In 1891 a tall, handsome, broad-chested young man with black hair, flashing eyes, and a drooping moustac he stood on a lecture platform in Dublin and startled his audience with an idea that would affect the course of Irish history.

The man was Dr. Douglas Hyde, bilingual scholar, folklorist, poet and essayist. The occasion was Hyde’s inaugural lecture as President of the National Literary Society.
Described by An Seabhac as “the first real folklorist, Hyde was a pioneer, in the tradition of Iain Campbell and John McKenzie of Scotland, in the “Scientific” collecting and scholarly presentation of Irish folklore. His collection of tales Leabhar Sgeulaighéachta in 1889 was a significant landmark in the history folklore in Ireland. It added a new dimension to the work of his predecessors in the field, including Thomas Crofton Croker, Patrick Kennedy, Lady Wilde and Jeremiah Curtin.

His subsequent works, Beside the Fire in 1890, Love Songs of Connaught in 1893 and Legends of Saints and Sinners in 1916, were acknowledged by William Butler Yeats (1865 – 1939) as major sources of the Irish Literary Renaissance. He later joined with Yeats, Lady Gregory and John Millington Synge to create an Irish theatre. His work with Milicete Indians in Canada in 1891 and his remarkable song collections confirmed his reputation.

One of the founders of the Folklore of Ireland Society in 1927, he was the first Treasurer and later Patron of the Society, and was appointed Chairman of the Irish Folklore Institute in 1930.

In his address, entitled On the Necessity for De-Anglicising the Irish People, Hyde argued that a first step towards finding a solution to the problems of Ireland was to restore its sense of national identity.

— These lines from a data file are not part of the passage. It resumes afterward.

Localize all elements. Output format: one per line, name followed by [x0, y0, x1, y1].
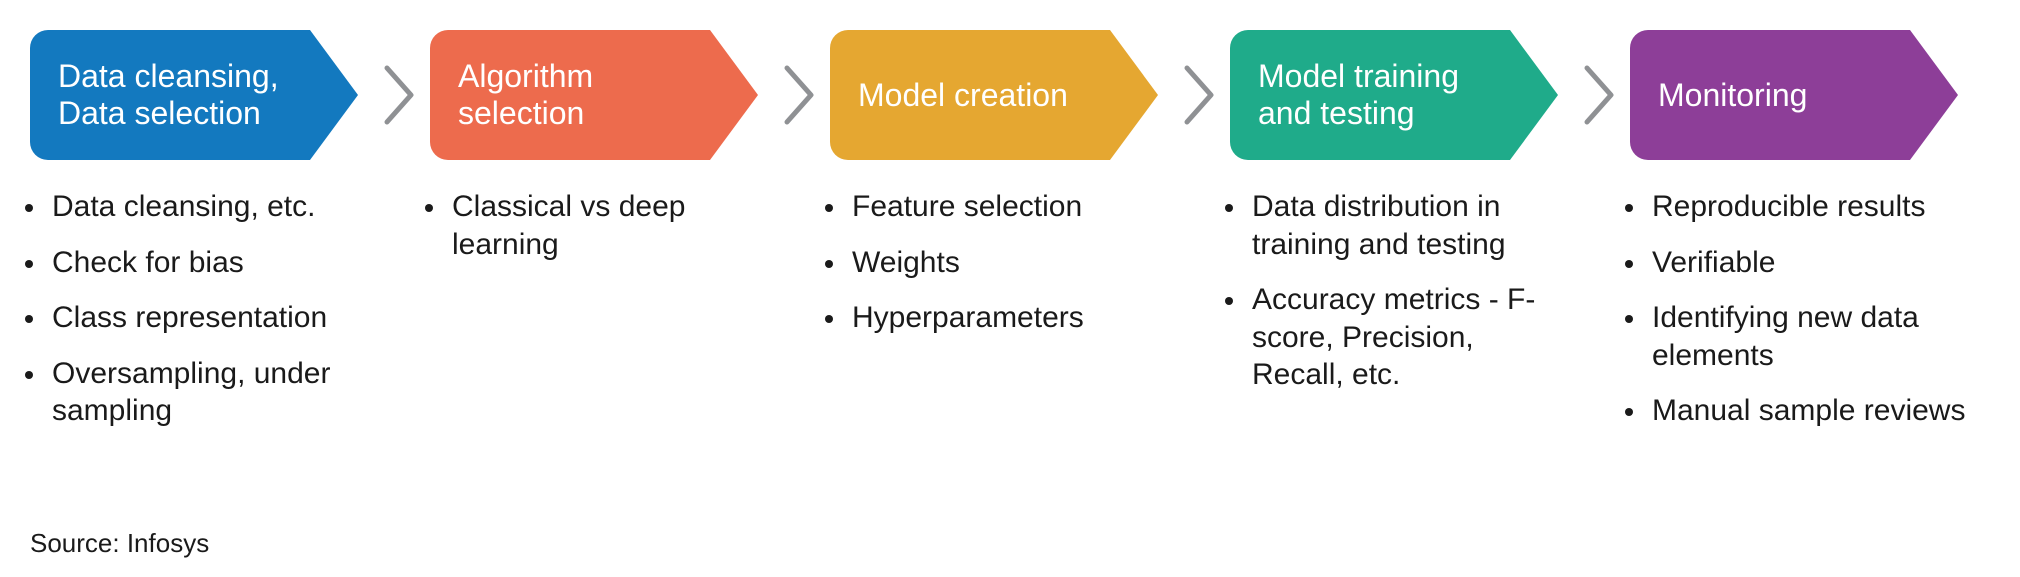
stage-column: Model creation Feature selection Weights Hy…	[830, 30, 1170, 355]
stage-title-line: selection	[458, 95, 700, 132]
stage-title: Model creation	[830, 30, 1110, 160]
stage-title: Model trainingand testing	[1230, 30, 1510, 160]
stage-bullet-list: Reproducible results Verifiable Identifyin…	[1630, 188, 1970, 448]
bullet-item: Accuracy metrics - F-score, Precision, R…	[1248, 281, 1570, 394]
stage-title-line: and testing	[1258, 95, 1500, 132]
chevron-right-icon	[1570, 30, 1630, 160]
chevron-right-icon	[1170, 30, 1230, 160]
bullet-item: Data distribution in training and testin…	[1248, 188, 1570, 263]
stage-title: Monitoring	[1630, 30, 1910, 160]
arrow-tip-icon	[310, 30, 358, 160]
stage-arrow: Data cleansing,Data selection	[30, 30, 370, 160]
bullet-item: Manual sample reviews	[1648, 392, 1970, 430]
stage-title-line: Monitoring	[1658, 77, 1900, 114]
bullet-item: Verifiable	[1648, 244, 1970, 282]
stage-title-line: Algorithm	[458, 58, 700, 95]
source-attribution: Source: Infosys	[30, 528, 209, 559]
stage-bullet-list: Data cleansing, etc. Check for bias Class …	[30, 188, 370, 448]
stage-title-line: Data selection	[58, 95, 300, 132]
bullet-item: Hyperparameters	[848, 299, 1170, 337]
stage-title: Data cleansing,Data selection	[30, 30, 310, 160]
bullet-item: Identifying new data elements	[1648, 299, 1970, 374]
arrow-tip-icon	[1510, 30, 1558, 160]
stage-title-line: Model creation	[858, 77, 1100, 114]
stage-title: Algorithmselection	[430, 30, 710, 160]
stage-bullet-list: Classical vs deep learning	[430, 188, 770, 281]
bullet-item: Weights	[848, 244, 1170, 282]
stage-bullet-list: Data distribution in training and testin…	[1230, 188, 1570, 412]
chevron-right-icon	[370, 30, 430, 160]
arrow-tip-icon	[1910, 30, 1958, 160]
bullet-item: Check for bias	[48, 244, 370, 282]
bullet-item: Data cleansing, etc.	[48, 188, 370, 226]
stage-bullet-list: Feature selection Weights Hyperparameters	[830, 188, 1170, 355]
bullet-item: Feature selection	[848, 188, 1170, 226]
chevron-right-icon	[770, 30, 830, 160]
stage-column: Algorithmselection Classical vs deep lear…	[430, 30, 770, 281]
arrow-tip-icon	[1110, 30, 1158, 160]
bullet-item: Classical vs deep learning	[448, 188, 770, 263]
stage-arrow: Monitoring	[1630, 30, 1970, 160]
stage-arrow: Model trainingand testing	[1230, 30, 1570, 160]
stage-title-line: Data cleansing,	[58, 58, 300, 95]
bullet-item: Oversampling, under sampling	[48, 355, 370, 430]
process-flow-row: Data cleansing,Data selectionData cleans…	[30, 30, 2000, 448]
stage-title-line: Model training	[1258, 58, 1500, 95]
stage-column: Model trainingand testing Data distributi…	[1230, 30, 1570, 412]
bullet-item: Reproducible results	[1648, 188, 1970, 226]
stage-column: Data cleansing,Data selectionData cleans…	[30, 30, 370, 448]
stage-column: Monitoring Reproducible results Verifiable…	[1630, 30, 1970, 448]
bullet-item: Class representation	[48, 299, 370, 337]
arrow-tip-icon	[710, 30, 758, 160]
stage-arrow: Model creation	[830, 30, 1170, 160]
stage-arrow: Algorithmselection	[430, 30, 770, 160]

“To do this” he declared, “Ireland’s people must stop imitating England, revive the use of Irish personal names and place names, rediscover the pleasures of traditional Irish music and dancing, promote Irish games, give new life to Irish customs, and keep alive for generations yet unborn that the most important repository of and key to Irish history and culture: the Irish language”.